Apple Releases OS X Yosemite While Patching 144 Security Vulnerabilities
Apple has released their newest version of their OS X operating system, Yosemite v10.10, in addition, the company has patched over 144 security flaws found throughout a number of their products.
Apple released a number of security fixes on Thursday, fixing vulnerabilities throughout their operating system and products including: OS X Mountain Lion v10.8.5 and OS X Mavericks v10.9.5; OS X Server versions 2.2.5, 3.3.2 and 4.0; and iTunes 12.0.1. Apple also released an additional 144 separate security patches throughout the updates.
Apple’s latest OS X Yosemite patches 45 vulnerabilities throughout many parts of the operating system. Included is a fix for the Bash Shell Vulnerability commonly known as Shellshock, which Apple released individual patches for at the end of September. Another serious vulnerability Apple fixed is POODLE, a vulnerability that lies within the SSL version 3 protocol. Apple addressed the issue by disabling CBC cipher suites when TLS connections fail.
Apple patched numerous severe vulnerabilities, including several arbitrary code execution with system privileges flaws, stealing WiFI credentials flaw, allowing a malicious Bluetooth device to establish a connection to the device without pairing, among hundreds of others.
As well, Apple released security update 2014-005 for OS X Mountain Lion v10.8.5 and OS X Mavericks v10.9.5 systems. The update includes only two patches against Shellshock and POODLE. The other 43 vulnerabilities fixed in Yosemite were also fixed in OS X Mavericks systems and later. Earlier versions of OS X have yet been patched for any of the following vulnerabilities.
Apple also patched iTunes releasing version 12.0.1 patching 83 vulnerabilities, all regarding memory corruption issues in the WebKit browser engine. Apple’s massive update is long overdue, some CVE tags date back from 2013.

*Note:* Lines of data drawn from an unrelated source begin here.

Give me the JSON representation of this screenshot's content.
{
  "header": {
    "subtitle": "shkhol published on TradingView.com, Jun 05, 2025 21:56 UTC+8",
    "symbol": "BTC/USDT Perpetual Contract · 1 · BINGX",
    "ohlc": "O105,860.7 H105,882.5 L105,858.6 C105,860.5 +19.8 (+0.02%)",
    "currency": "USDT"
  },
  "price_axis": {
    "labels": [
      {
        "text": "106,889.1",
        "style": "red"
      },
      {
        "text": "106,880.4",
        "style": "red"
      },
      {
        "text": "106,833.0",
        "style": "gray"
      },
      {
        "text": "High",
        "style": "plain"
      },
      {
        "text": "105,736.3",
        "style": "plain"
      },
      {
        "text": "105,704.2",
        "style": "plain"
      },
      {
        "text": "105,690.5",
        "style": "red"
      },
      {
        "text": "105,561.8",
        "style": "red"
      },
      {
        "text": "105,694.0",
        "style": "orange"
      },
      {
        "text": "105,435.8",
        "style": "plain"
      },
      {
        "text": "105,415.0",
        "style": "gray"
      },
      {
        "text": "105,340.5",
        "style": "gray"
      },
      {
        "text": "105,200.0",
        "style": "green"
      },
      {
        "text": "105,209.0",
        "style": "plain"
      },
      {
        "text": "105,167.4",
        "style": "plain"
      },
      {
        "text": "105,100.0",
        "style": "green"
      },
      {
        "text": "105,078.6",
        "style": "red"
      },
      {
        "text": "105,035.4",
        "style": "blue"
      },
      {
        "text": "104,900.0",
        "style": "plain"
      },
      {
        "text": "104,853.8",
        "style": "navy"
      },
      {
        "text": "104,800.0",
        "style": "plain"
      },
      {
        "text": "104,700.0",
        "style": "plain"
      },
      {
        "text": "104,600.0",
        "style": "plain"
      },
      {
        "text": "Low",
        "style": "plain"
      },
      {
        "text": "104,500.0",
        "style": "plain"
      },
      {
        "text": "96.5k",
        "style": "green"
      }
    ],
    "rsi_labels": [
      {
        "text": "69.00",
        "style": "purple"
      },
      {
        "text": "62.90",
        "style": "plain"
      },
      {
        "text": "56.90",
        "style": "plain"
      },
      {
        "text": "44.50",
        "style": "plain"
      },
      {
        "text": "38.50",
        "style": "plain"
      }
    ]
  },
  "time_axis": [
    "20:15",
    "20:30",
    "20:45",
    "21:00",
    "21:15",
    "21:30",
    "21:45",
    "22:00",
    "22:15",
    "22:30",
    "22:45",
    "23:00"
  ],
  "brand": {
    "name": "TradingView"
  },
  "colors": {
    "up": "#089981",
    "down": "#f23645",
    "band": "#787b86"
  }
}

Apple also released OS X Server 4.0 on Thursday as well, fixing 18 vulnerabilities.
OS X Server versions 3.3.2 and 2.2.5 were also released, only adding a TLS change to block POODLE attacks, no other bugs found in the OS X server.
In Apple’s massive update they included the identities of many third party researchers attached to their CVE vulnerability identifiers. In a large number of Apples security patches, Google Project Zero was accredited.

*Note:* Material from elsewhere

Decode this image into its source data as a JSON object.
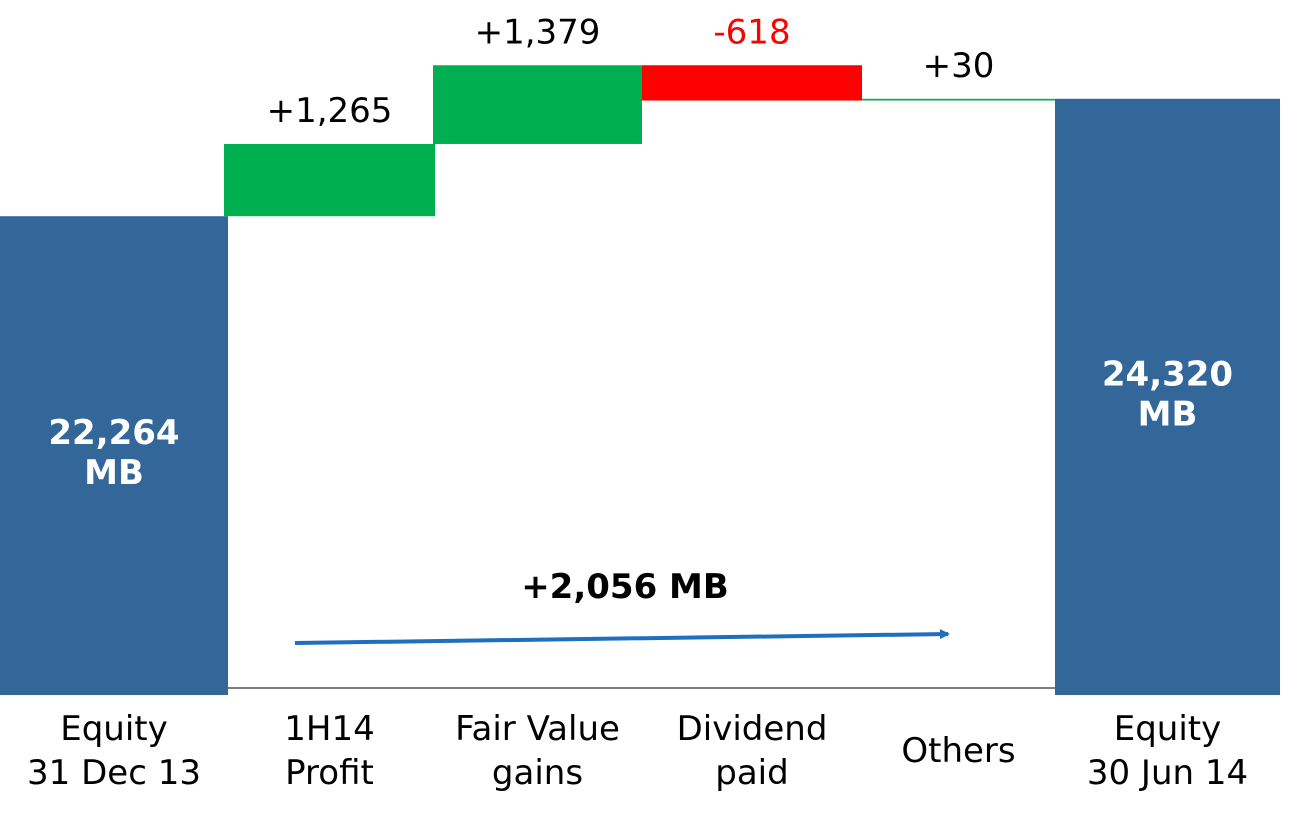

Google Project Zero is an initiative Google started to help secure the Internet. The Internet giant hired full-time security experts to test the security of widely used products across on the web.
The initiate started only three months ago in July and appears to be doing its job, even helping secure Apple products among many others.
It is highly recommended that if you use any of the listed Apple products you update them right away to get the added security benefits and not be left vulnerable.